NARRATIF – Des centaines de milliers de spectateurs sont venus saluer dimanche la quarantaine de marins au départ des Sables-d’Olonne.

Ils sont arrivés en vélo électrique vers 4h30 du matin, à une heure où les rues des Sables-d’Olonne n’étaient pas encore envahies par le public ni fermées à la circulation. Une vieille couverture écossaise au sol pour délimiter leur petit territoire, un grand thermos pour le thé chaud, une brioche vendéenne et tout un tas de chouquettes dans un sac en papier imbibé d’huile pour les aider à affronter la matinée. Marie-Caroline et Jacques, abonnés du Vendée Globe, en sont à leur sixième départ.

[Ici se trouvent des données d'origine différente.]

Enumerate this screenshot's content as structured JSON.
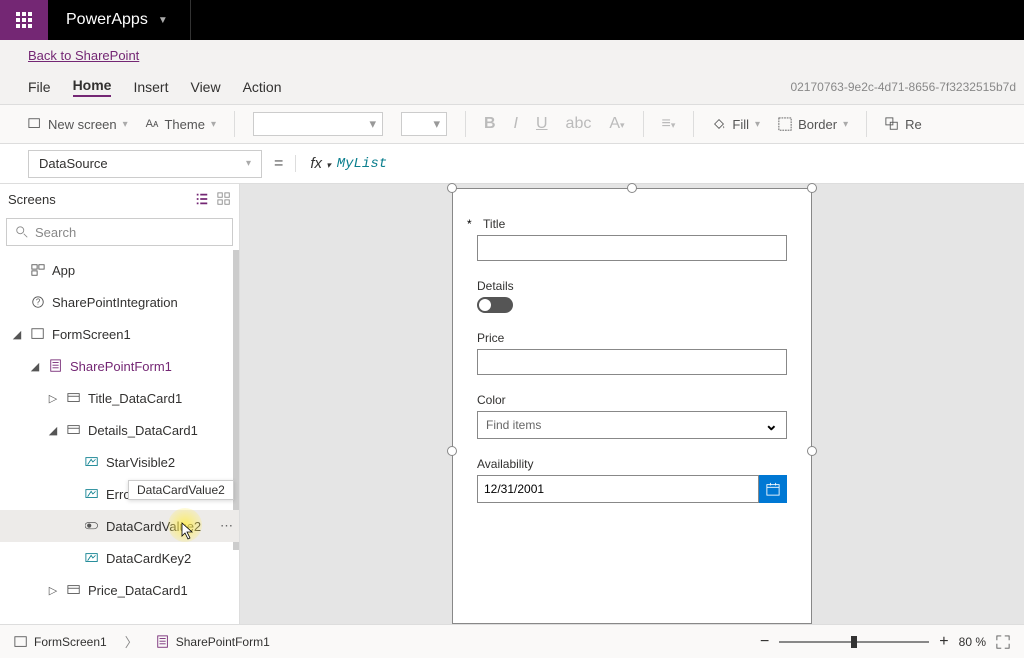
{
  "titlebar": {
    "app_name": "PowerApps"
  },
  "back_link": "Back to SharePoint",
  "menu": {
    "file": "File",
    "home": "Home",
    "insert": "Insert",
    "view": "View",
    "action": "Action"
  },
  "file_id": "02170763-9e2c-4d71-8656-7f3232515b7d",
  "toolbar": {
    "new_screen": "New screen",
    "theme": "Theme",
    "fill": "Fill",
    "border": "Border",
    "reorder": "Re"
  },
  "formula": {
    "property": "DataSource",
    "value": "MyList"
  },
  "left_panel": {
    "title": "Screens",
    "search_placeholder": "Search",
    "tree": {
      "app": "App",
      "spi": "SharePointIntegration",
      "formscreen": "FormScreen1",
      "spform": "SharePointForm1",
      "title_dc": "Title_DataCard1",
      "details_dc": "Details_DataCard1",
      "star": "StarVisible2",
      "error": "ErrorM",
      "dcv": "DataCardValue2",
      "dck": "DataCardKey2",
      "price_dc": "Price_DataCard1"
    },
    "tooltip": "DataCardValue2"
  },
  "form": {
    "title_label": "Title",
    "details_label": "Details",
    "price_label": "Price",
    "color_label": "Color",
    "color_placeholder": "Find items",
    "avail_label": "Availability",
    "avail_value": "12/31/2001"
  },
  "status": {
    "crumb1": "FormScreen1",
    "crumb2": "SharePointForm1",
    "zoom_pct": "80 %"
  }
}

Au fil des années, ils ont peaufiné leur organisation pour trouver le meilleur emplacement sur les quais de La Chaume, le long du canal où les marins défilent dans une ambiance furieuse et un brouhaha vertigineux. « A chaque édition, on vient un peu plus tôt, ce sont les meilleurs endroits, où il y a la meilleure ambiance »glisse l’ancien sémaphoriste de la marine nationale emmitouflé dans son caban. A quelques mètres de lui, la fête se prépare aussi. Un père tente désespérément de réparer une corne de brume en fin de vie. « Ce sont les enfants, ils ont cassé le pourboire. Et bien tant pis, on va crier ! »dit-il avec fatalisme devant les visages découragés des trois bambins.

La grande foule

Le jour ne s’est pas encore levé, mais les meilleurs emplacements ont déjà été pris d’assaut. De petits groupes de supporters s’occupent de remonter le moral à l’heure du croissant. Parmi les bannières « Fais-nous rêver » ou « Bonne chance »chacun a un favori désigné : Jean Le Cam (Tout commence dans le Finistère – Armor Lux), often, Violette Dorange (Devenir), le plus jeune (23 ans) dans l’édition parfois aussi. Un groupe de trois Guingampais montés sur des tabourets, coiffés de coqs tricolores et armés d’une vuvuzela, une corne sud-africaine au bruit assourdissant, divertissent la galerie. « The hats are for Monique, Guirec Soudée’s chicken ! »expliquent-ils, en référence aux fameuses gallinacées rouges qui ont accompagné le Breton lors de son tour du monde à la voile entre 2013 et 2014.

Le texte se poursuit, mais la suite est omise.